By Brad Dorfman - Analysis
CHICAGO (Reuters) - U.S. retailers that pushed deep, margin-sapping discounts in 2008 to try to lure holiday shoppers during the recession are going to try to break consumers of the 70 percent-off habit in 2009.
But whether retailers will succeed in getting back to more normal, less steep discounts in an environment where consumers are still counting their dollars remains to be seen.
“The idea that retailers, in this kind of an economic environment, are going to be able to stare down consumers and win (is) probably not a logical point on their part,” said Patricia Edwards, chief investment officer of investment advisory firm Storehouse Partners.
The holiday season always involves a game of chicken between retailers and consumers over how long shoppers will wait for bigger discounts close to Christmas before purchasing.
Consumers who hold out for bigger discounts usually face the risk of not being able to find the items they want if they wait too long, while retailers face the prospect of not selling items before Christmas and having to take deep discounts in January to clear the shelves for spring merchandise.
But in 2008, the credit crises and stock market plunge hit in September, causing consumers to sharply cut back spending at a time when it was too late for retailers to reduce holiday inventory enough to avoid sharp, early discounts.
Even high-end department store chain Saks SKS.N had to resort to drastic measures such as 70 percent-off sales in order to clear out inventory.
“You had an enormous amount of excess product in system and it had to be discounted to move it out because it was not going to increase in value,” Saks Chief Executive Steve Sadove said in an interview.
Since then, Saks has worked to cut inventory levels by 20 percent and other retailers have done the same, risking lost revenue in order to protect profit margins.
“Now you are in a totally different situation,” Sadove said. “You are going to have much more of a scarcity of product going into the holiday season than a glut of product.
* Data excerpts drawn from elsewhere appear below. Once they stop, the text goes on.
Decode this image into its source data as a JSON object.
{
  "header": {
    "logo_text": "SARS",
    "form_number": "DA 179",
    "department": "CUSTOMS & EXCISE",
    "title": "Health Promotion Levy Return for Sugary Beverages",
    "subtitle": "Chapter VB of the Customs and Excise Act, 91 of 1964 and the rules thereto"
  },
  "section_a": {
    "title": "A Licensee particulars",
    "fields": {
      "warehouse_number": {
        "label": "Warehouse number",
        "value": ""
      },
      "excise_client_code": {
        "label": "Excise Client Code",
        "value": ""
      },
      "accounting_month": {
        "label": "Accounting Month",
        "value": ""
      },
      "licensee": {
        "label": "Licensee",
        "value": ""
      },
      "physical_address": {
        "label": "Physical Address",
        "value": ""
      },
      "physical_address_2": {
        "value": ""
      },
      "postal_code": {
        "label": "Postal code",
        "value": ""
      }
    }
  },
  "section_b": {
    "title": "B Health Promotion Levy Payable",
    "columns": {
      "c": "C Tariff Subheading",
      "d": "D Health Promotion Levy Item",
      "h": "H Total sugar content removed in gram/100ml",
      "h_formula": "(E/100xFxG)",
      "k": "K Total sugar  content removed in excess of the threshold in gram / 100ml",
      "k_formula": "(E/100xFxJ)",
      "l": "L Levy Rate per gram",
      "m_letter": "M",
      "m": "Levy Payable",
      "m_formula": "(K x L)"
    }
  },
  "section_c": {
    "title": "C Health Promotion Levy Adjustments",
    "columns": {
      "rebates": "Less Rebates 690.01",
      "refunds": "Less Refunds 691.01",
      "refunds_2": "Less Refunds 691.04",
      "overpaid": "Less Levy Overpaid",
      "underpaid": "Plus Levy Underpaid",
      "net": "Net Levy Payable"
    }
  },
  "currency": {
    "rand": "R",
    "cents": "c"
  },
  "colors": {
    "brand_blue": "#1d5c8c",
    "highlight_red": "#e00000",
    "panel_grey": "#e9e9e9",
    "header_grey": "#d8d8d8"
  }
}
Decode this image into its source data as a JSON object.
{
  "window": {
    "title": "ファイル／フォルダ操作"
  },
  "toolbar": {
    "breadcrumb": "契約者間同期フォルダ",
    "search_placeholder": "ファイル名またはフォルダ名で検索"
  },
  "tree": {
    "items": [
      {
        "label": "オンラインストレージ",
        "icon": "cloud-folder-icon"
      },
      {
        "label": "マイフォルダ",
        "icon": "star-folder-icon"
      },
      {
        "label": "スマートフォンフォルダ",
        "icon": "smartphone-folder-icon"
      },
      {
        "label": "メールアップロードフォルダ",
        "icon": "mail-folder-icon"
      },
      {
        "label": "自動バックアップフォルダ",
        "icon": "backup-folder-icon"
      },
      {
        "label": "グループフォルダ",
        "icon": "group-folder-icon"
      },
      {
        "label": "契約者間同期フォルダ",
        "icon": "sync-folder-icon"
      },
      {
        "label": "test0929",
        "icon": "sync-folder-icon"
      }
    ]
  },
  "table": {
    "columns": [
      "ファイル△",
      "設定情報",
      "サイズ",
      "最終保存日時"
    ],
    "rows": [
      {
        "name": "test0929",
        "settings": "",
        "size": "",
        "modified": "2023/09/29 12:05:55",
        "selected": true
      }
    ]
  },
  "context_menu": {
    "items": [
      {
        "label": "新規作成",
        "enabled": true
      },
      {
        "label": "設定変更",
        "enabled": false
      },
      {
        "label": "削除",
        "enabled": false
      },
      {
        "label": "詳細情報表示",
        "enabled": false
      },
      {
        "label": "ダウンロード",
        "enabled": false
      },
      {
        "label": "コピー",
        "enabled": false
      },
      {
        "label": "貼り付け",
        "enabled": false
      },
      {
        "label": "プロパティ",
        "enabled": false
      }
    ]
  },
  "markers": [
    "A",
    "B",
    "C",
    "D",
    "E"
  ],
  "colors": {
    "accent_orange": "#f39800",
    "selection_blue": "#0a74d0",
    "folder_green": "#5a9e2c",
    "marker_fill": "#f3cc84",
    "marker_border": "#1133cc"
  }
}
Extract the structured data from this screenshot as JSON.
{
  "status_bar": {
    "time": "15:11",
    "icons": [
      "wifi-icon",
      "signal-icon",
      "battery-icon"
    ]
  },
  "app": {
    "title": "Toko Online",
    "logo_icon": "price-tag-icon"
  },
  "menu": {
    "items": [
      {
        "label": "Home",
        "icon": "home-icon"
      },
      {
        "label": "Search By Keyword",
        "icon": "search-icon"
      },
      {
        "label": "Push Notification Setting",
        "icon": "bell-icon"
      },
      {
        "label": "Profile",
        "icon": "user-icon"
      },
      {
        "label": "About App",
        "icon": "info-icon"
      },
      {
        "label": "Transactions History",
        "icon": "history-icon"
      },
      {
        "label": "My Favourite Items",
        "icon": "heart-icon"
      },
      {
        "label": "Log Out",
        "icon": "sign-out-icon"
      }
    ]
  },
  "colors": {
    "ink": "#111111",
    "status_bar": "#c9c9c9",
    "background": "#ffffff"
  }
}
It is going to mean that you are going to see more in the way of running out of sizes, running out of hot items and you’ll see far less, I believe, in the way of discounting.”
While retailers still want to have good sales and profits in 2009, the focus is more forward-looking when it comes to discounts.
“Their eye is on ‘how do I recalibrate the consumer so if the economy improves in 2010, we get them back to more normal buying behaviors?'” said Craig Rowley, retail practice leader at Hay Group, a human resources consulting firm.
“I‘m predicting you are going to see a lot less of the 60 percent to 70 percent off this year,” Rowley said, adding that consumers may have to shop earlier this season.
“If there is something you absolutely have to have, don’t wait for it to go to 70 percent, because it won’t get there,” he said. He noted that on average, inventories are down 5 to 10 percent from last year and that last year’s inventories were already down from a year earlier.
Retailers might not mind if customers cannot find what they’re looking for, if it trains them to shop earlier, and closer to full price, next year.
“Retailers would rather be in the position of not having enough merchandise than being in the position they were in last year, which is having too much,” National Retail Federation spokeswoman Ellen Davis said.
Still, retailers typically build discounts and special offers into their holiday sales strategies. With consumers still worried about losing their jobs, credit being tighter and finances still recovering from the market plunge, retailers are likely to have planned attractive deals to lure consumers into stores.
“Most retailers are worried about just getting the traffic flow into their stores and generating sales,” said Steve Ferrara, a partner in BDO Seidman’s Retail and Consumer Product Practice.